Il y a eu des changements de personnes dans l’équipe de direction. Celle-ci doit s’adapter au nouveau contexte géopolitique local suite aux dernières élections. J’ai le souci de développer la cohésion de cette équipe. Mon enjeu est que les membres de l’équipe direction issus de métiers différents portent eux aussi la vision globale que promeut Assemblia.

La période éprouve nos valeurs et les renforce.

Il faut rester lucides, y compris sur soi-même, garder la tête froide.
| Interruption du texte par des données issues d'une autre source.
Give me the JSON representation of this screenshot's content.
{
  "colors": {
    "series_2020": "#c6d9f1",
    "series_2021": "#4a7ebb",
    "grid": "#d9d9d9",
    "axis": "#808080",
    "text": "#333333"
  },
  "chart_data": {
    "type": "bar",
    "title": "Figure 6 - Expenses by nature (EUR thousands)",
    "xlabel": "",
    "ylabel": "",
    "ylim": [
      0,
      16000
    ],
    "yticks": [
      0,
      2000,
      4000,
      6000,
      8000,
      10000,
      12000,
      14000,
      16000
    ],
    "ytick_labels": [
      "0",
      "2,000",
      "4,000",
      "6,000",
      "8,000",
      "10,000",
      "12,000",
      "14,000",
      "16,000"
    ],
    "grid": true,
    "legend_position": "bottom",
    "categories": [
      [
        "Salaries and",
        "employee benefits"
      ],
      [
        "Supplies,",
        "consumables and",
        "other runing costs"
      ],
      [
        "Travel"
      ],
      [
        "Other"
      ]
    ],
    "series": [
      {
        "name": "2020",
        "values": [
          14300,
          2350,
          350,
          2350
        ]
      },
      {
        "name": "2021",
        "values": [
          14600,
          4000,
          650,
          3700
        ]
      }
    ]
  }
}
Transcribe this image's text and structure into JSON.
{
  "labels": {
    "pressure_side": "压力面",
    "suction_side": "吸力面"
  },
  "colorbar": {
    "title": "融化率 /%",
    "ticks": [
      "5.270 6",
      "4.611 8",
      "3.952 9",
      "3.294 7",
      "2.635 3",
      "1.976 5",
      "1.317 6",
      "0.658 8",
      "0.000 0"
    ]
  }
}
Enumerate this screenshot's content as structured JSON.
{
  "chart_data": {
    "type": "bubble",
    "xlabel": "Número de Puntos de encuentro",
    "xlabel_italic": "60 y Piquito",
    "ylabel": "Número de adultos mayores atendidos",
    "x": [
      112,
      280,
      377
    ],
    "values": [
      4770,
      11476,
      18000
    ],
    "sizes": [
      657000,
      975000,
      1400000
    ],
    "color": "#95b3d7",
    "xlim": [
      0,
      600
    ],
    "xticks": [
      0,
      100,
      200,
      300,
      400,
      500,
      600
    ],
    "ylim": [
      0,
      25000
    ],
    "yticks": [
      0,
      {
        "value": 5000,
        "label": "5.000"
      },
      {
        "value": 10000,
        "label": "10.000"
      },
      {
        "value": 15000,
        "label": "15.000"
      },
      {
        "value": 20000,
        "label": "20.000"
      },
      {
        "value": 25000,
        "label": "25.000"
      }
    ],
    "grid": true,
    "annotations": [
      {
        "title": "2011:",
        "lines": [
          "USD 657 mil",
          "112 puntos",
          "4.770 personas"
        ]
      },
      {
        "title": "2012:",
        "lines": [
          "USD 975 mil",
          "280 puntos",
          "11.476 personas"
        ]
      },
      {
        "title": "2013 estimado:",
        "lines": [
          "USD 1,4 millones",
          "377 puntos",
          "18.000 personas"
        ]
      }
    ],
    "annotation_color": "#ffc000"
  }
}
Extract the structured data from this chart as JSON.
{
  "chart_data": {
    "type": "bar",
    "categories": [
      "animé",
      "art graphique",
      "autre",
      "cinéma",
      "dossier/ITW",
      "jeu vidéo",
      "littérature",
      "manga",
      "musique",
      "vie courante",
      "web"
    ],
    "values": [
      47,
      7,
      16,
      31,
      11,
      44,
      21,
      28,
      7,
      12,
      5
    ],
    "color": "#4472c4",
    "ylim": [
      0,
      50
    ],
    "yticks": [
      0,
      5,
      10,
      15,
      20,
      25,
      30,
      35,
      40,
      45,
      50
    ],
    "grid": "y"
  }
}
Il faut être à la fois hyper vigilant, et lâcher prise. On ne sait pas ce qu’il y a devant nous. Si on est sûr de sa compétence, de ses valeurs, si on est bien entouré, il n’y aura pas de souci. Cette période d’incertitude, de remise en question m’a fait encore plus prendre conscience que mon rôle est de donner du sens et être à l’écoute.

assemblia

Avec près de 10 000 logements situés dans l’agglomération clermontoise, assemblia remplit une mission de service public : loger celles et ceux qui ont des difficultés à trouver un logement dans le marché immobilier privé. Entreprise Publique Locale (EPL), assemblia se mobilise pour que les habitants aient un cadre de vie agréable et que les collectivités réussissent le défi de la cohésion et du développement. La diversité des savoir-faire des 220 salariés assemblia se complète dans les nombreux domaines de l’habitat, de l’innovation sociale et de l’immobilier d’entreprise, au profit de l’intérêt général du territoire de l’ouest régional.